Oldest Firearm found | Native Victory Over Conquistadores

 

www.zmescience.com /science/news-science/oldest-firearm-in-the-usa-suya/

Oldest Firearm in the US, A 500-Year-Old Cannon Unearthed in Arizona, Reveals Native Victory Over Conquistadores

5/2/2025

In the southern Arizona desert, a fragment of forgotten history has emerged from the dust: a bronze cannon, silent for nearly 500 years. This relic is officially the oldest firearm ever found in the continental United States. It was unearthed at the site of San Geronimo III, a doomed settlement established during the Spanish conquest in 1541.

This cannon tells a story of conquest, resistance, and one of the earliest Native American victories against European colonizers.

The Town That Vanished

In 1540, Francisco Vázquez de Coronado led 400 soldiers, their families, and about 1,500 Indigenous allies northward from Mexico. They sought the fabled “Seven Cities of Gold.” It was a grueling journey. They drove herds of livestock across mountains and deserts, relying on sparse water sources and limited supplies. By 1541, they had reached southern Arizona, where they established a settlement they called San Geronimo III, or Suya.

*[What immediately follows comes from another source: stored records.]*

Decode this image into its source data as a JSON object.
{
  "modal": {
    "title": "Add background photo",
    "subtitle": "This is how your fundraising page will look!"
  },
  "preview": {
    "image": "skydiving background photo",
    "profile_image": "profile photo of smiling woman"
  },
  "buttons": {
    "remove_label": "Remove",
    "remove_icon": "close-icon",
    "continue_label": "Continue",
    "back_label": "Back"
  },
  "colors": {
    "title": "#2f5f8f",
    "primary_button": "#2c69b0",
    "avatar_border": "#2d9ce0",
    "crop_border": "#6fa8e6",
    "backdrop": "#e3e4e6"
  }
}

San Geronimo was the first European town in the American Southwest. Coronado left behind 200 to 400 people — soldiers, servants, and settlers — to build a permanent presence for the Spanish crown. So, they constructed adobe and rock buildings, tended to the sick, and defended the settlement’s perimeter with walls and firearms like the bronze cannon. But what they envisioned as a foothold for Spain was, in truth, a powder keg.

The Sobaipuri O’odham, who farmed the rivers of southeastern Arizona, were no strangers to outsiders. But the arrival of the Spanish brought abuses that ignited tensions. The conquistadors seized food, enslaved women, and punished dissent with mutilation. Noses, tongues, and hands were cut off for minor offenses. These transgressions did not go unanswered.

In the predawn hours of one fateful morning in 1541, the native Sobaipuri launched a surprise attack on the town. Accounts differ on the details, but the result was catastrophic for the Spanish. Many settlers were killed in their beds, and the survivors fled in disarray. One story tells of a priest wielding a broadsword in a desperate defense, who managed to save six Spaniards. Still, the cannon — meant to intimidate and protect — was never even loaded.

The Oldest Gun in the USA

Archaeologist Deni Seymour holding the cannon she discovered in southern Arizona
Archaeologist Deni Seymour holding the cannon she discovered in southern Arizona. Credit: Deni Symour.

The bronze hackbut lay hidden for nearly five centuries, buried under the ruins of a collapsed building at the center of the battlefield.